People are now allowed to get their hair done at salons and barbershops, but other treatments still remain prohibited. In addition, golfers can finally practice their swings at the driving range.
Production houses, open-space performances, corporate events, and workshops can also kick off within protocols. However, these four must first obtain a technical approval letter from the Jakarta Tourism and Creative Economy Agency, according to the final decree.
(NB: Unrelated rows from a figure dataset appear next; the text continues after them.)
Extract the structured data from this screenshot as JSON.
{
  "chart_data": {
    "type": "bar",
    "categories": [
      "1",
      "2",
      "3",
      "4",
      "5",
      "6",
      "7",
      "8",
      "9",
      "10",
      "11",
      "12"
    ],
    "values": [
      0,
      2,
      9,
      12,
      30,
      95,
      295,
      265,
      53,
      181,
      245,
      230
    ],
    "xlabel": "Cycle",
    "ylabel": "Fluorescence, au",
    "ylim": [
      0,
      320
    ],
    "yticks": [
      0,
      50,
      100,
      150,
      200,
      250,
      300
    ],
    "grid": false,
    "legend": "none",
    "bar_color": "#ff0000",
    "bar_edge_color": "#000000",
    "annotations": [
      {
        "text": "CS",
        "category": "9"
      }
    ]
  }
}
Most activities removed from the final decree take place indoors such as cinemas, gyms, ice-skating, billiards, and bowling. Other leisure activities like fishing spots, tennis courts, family recreational parks, and pools were taken out. Also, the government originally planned to allow weddings to be held in venues.
According to Bambang, the government had to revise the decree because Jakarta is a high-risk area for Covid-19 transmission.
"This is because Jakarta is still a red zone. Many of those who are already open even violated the rules," Bambang said.
This is not the first time for theaters and cinema-goers to be given false hope. The government had taken similar U-turn by dismissing the plan to reopen cinemas last July following the surge of confirmed Covid-19 cases.
In response to the recent decree, the Indonesian Cinema Owners Association (GPBSI) demanded an explanation for the prolonged delay.
"We have followed the regulations and health standards. The government would like to turn the wheel of the economy, but why the holdup? Cinemas attract 70 percent of the shopping mall visitors. How can consumption take place if it is like this?" GPBSI chairman Djonny Syafruddin told local online media Kontan on Thursday.
Next week, GPBSI plans to discuss with other movie theater owners regarding the fate of the cinema industry and their business strategies, Djonny said.
"Will we shut down permanently? Is our industry still needed? We don't even know. If we take a look at other countries, Singapore has reopened their cinemas last month and movies are already circulating," he added.